两人四目相对,陆悬从夏倾浅的目光中看到到了渴望和思念,夏倾浅则是从陆悬的目光中看到了心疼和愧疚。
这一刻,夏倾浅便明白了。
她的那个陆悬哥回来了。
“陆悬哥!”
良久,夏倾浅脆生生的喊了一句。
“哎!”
陆悬赶忙回应。
随后,他迈步上前,拉住夏倾浅洁白纤细的手腕,温柔的说道:“走,我带你去赶会。”
“嗯。”
夏倾浅点头,乖巧无比。
在经过大门旁小间的时候,夏倾浅停顿了一下:“陆悬哥,你等我一下。”
陆悬闻言便松开手掌,就看到夏倾浅走进小间里,拿出了一个海绵坐垫。
陆悬立刻反应过来,因为以前他会经常骑着车子带着夏倾浅去赶会,但二八大杠的后座坐久了会硌屁股,夏倾浅就专门做了个坐垫。
“陆悬哥,咱们走吧!”夏倾浅熟练的将海绵坐垫捆绑在二八大杠的后座上,稳稳的坐了上去。
“嗯。

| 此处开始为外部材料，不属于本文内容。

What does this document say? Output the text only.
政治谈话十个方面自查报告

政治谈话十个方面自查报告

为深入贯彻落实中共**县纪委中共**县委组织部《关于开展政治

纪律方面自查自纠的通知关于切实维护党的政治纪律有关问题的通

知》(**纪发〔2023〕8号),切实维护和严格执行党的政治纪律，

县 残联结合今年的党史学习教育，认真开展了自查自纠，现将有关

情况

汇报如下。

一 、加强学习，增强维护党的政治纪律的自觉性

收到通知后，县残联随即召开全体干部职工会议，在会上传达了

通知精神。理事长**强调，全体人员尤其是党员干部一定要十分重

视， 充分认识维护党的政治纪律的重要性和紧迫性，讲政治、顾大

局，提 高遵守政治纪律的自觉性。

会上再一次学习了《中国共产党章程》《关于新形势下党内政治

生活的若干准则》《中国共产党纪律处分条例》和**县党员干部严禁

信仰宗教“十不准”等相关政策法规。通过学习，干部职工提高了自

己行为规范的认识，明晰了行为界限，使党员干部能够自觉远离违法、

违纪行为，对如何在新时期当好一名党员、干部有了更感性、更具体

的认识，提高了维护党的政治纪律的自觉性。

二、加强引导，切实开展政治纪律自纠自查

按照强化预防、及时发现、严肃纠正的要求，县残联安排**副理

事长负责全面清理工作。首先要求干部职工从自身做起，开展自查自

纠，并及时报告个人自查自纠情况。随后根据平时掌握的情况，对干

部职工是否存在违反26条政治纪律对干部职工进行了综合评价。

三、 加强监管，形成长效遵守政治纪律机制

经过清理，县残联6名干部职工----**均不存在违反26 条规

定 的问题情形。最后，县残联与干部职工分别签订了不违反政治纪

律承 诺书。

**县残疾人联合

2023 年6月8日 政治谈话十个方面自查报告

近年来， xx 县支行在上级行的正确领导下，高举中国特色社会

”
陆悬点头,抬腿上车,脚掌用力一蹬,二八大杠就被他骑了起来。
夏倾浅在车子蹬起来的时候,下意识的搂住了陆悬的两侧腰身,见陆悬没有吭声,她便紧紧的抱住了陆悬的腰,再也不舍得撒手。
等他们走远,堂屋里的夏知书和王玲才走了出来,看着女儿坐在二八大杠的后座上,紧紧搂住陆悬的样子,王玲终于放下心来。

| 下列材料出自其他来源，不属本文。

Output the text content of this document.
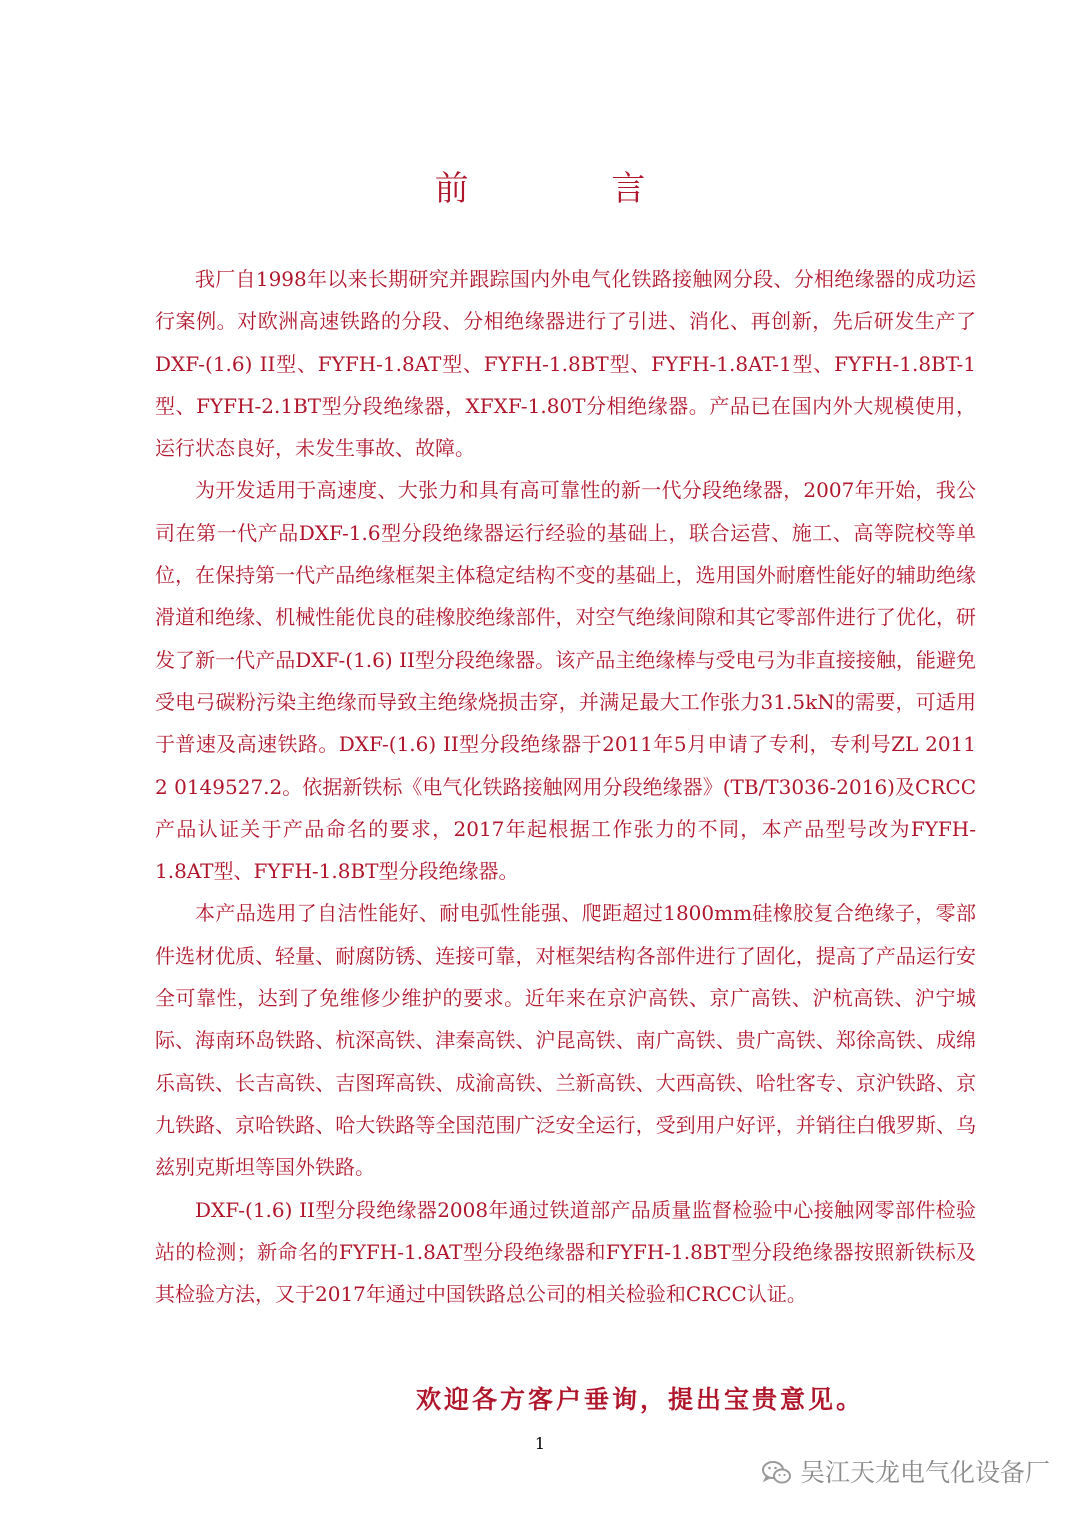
前 言

我厂自1998年以来长期研究并跟踪国内外电气化铁路接触网分段、分相绝缘器的成功运行案例。对欧洲高速铁路的分段、分相绝缘器进行了引进、消化、再创新，先后研发生产了 DXF-(1.6) II型、FYFH-1.8AT型、FYFH-1.8BT型、FYFH-1.8AT-1型、FYFH-1.8BT-1型、FYFH-2.1BT型分段绝缘器，XFXF-1.80T分相绝缘器。产品已在国内外大规模使用，运行状态良好，未发生事故、故障。

为开发适用于高速度、大张力和具有高可靠性的新一代分段绝缘器，2007年开始，我公司在第一代产品DXF-1.6型分段绝缘器运行经验的基础上，联合运营、施工、高等院校等单位，在保持第一代产品绝缘框架主体稳定结构不变的基础上，选用国外耐磨性能好的辅助绝缘滑道和绝缘、机械性能优良的硅橡胶绝缘部件，对空气绝缘间隙和其它零部件进行了优化，研发了新一代产品DXF-(1.6) II型分段绝缘器。该产品主绝缘棒与受电弓为非直接接触，能避免受电弓碳粉污染主绝缘而导致主绝缘烧损击穿，并满足最大工作张力31.5kN的需要，可适用于普速及高速铁路。DXF-(1.6) II型分段绝缘器于2011年5月申请了专利，专利号ZL 2011 2 0149527.2。依据新铁标《电气化铁路接触网用分段绝缘器》(TB/T3036-2016)及CRCC产品认证关于产品命名的要求，2017年起根据工作张力的不同，本产品型号改为FYFH-1.8AT型、FYFH-1.8BT型分段绝缘器。

本产品选用了自洁性能好、耐电弧性能强、爬距超过1800mm硅橡胶复合绝缘子，零部件选材优质、轻量、耐腐防锈、连接可靠，对框架结构各部件进行了固化，提高了产品运行安全可靠性，达到了免维修少维护的要求。近年来在京沪高铁、京广高铁、沪杭高铁、沪宁城际、海南环岛铁路、杭深高铁、津秦高铁、沪昆高铁、南广高铁、贵广高铁、郑徐高铁、成绵乐高铁、长吉高铁、吉图珲高铁、成渝高铁、兰新高铁、大西高铁、哈牡客专、京沪铁路、京九铁路、京哈铁路、哈大铁路等全国范围广泛安全运行，受到用户好评，并销往白俄罗斯、乌兹别克斯坦等国外铁路。

DXF-(1.6) II型分段绝缘器2008年通过铁道部产品质量监督检验中心接触网零部件检验站的检测；新命名的FYFH-1.8AT型分段绝缘器和FYFH-1.8BT型分段绝缘器按照新铁标及其检验方法，又于2017年通过中国铁路总公司的相关检验和CRCC认证。

欢迎各方客户垂询，提出宝贵意见。
1
吴江天龙电气化设备厂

“希望这臭小子这次回心转意了就别再变心了,咱家丫头可经不起他再折腾一回了。”王玲开口祈祷道。
夏知书闻言冷哼一声:“哼!他敢,这次他如果再敢抛弃我闺女,我就是拼了这条老命也跟他没完。”
“嘘!你小点声,再让隔壁村长家听到了去。”王玲一把捂住了夏知书的嘴,将他拉进了屋子里,关上了房门。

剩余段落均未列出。